Example gameplay
Milliways — from a real session
You wake to the sound of a bulldozer idling outside. The room is small, cluttered with the detritus of a life interrupted. A dressing gown hangs on the back of a chair. Through the window, a yellow JCB glints in the morning sun, parked suspiciously close to your front garden. A cup of cold tea sits on the bedside table, next to a radio that has just finished broadcasting a warning about something involving towels.
The air smells of toast and impending doom.
> I look curiously through the window at the characters and scene outside.
You press your face against the glass. The view is unremarkable and yet somehow deeply unsettling.
A yellow JCB bulldozer squats on what should be your front lawn, its blade lowered like the jaw of some great mechanical beast. In front of it, a man in a slightly tattersall bathrobe lies sprawled across the mud, looking for all the world like he’s sunbathing on a particularly uncooperative patch of ground. He holds a cup of tea in one hand, which seems an odd choice for a protest.
> I take the tea, my towel, and go outside.
You grab the cup of cold tea from the bedside table — it’s heavier than it looks, as if filled with the weight of unmade decisions. The towel comes away from the bed with a slight resistance, as if it too senses the gravity of what’s about to happen.
You move to the bedroom door, down the stairs (which creak in what might be sympathy or might just be poor construction), and step outside.

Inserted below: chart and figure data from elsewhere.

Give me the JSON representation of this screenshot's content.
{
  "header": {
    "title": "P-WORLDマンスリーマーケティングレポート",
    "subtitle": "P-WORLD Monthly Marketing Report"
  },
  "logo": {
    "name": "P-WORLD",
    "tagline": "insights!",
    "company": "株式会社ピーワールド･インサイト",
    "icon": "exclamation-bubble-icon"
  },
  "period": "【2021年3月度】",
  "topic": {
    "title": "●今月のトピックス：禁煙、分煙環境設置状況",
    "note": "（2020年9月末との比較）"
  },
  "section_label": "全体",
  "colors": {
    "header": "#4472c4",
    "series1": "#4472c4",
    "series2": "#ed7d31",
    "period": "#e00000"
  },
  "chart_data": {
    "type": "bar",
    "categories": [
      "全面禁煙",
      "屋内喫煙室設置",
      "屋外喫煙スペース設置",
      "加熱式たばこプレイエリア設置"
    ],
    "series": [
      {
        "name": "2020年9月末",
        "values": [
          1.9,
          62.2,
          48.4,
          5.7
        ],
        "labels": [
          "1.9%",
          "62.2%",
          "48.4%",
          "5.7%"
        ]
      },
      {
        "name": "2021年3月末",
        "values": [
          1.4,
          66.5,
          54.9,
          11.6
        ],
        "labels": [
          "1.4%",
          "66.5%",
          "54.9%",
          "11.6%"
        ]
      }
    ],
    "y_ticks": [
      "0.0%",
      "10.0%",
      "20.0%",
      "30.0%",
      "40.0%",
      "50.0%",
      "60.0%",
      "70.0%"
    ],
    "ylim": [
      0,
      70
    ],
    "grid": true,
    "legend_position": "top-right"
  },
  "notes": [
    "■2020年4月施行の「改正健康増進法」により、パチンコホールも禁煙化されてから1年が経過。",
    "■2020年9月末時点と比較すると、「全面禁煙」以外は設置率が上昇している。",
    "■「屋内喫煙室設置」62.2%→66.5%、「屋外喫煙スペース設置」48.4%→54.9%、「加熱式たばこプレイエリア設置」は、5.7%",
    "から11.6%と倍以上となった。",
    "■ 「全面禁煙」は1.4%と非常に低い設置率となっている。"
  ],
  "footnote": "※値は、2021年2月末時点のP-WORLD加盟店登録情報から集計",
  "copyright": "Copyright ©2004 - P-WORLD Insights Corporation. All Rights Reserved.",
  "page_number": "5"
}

> “Arthur, what’s going on?”
The man in the bathrobe blinks up at you, tea sloshing precariously in his cup. He seems genuinely surprised to be addressed at all, let alone by name.
“Well,” he says, sitting up slightly and causing his bathrobe to gap open in a most undignified manner, “I was rather hoping you could tell me that. I woke up this morning, there was a bulldozer outside my house, and I’ve been lying here ever since. It seemed like the sensible thing to do.”
> “Mr Prosser, I was having a lovely lie-in, hoping perhaps Arthur would come back to bed, then I find out that you are threatening Arthur’s house with demolition.”
Mr Prosser’s forehead furrows in deep confusion. He looks at you, then at the man in the bathrobe, then back at you again, as if trying to solve a particularly difficult puzzle.
“Arthur’s… wife?” he ventures, though the word seems to cause him physical pain. He consults his clipboard, flipping through pages with increasing desperation. “There’s nothing here about a wife. The property is registered to an Arthur P. Dent. Single occupant.”
The man in the bathrobe — Arthur, presumably — looks up sharply. “Wife?” he repeats, as if the concept is entirely foreign to him. He peers at you with renewed interest. “I don’t… I don’t have a wife.”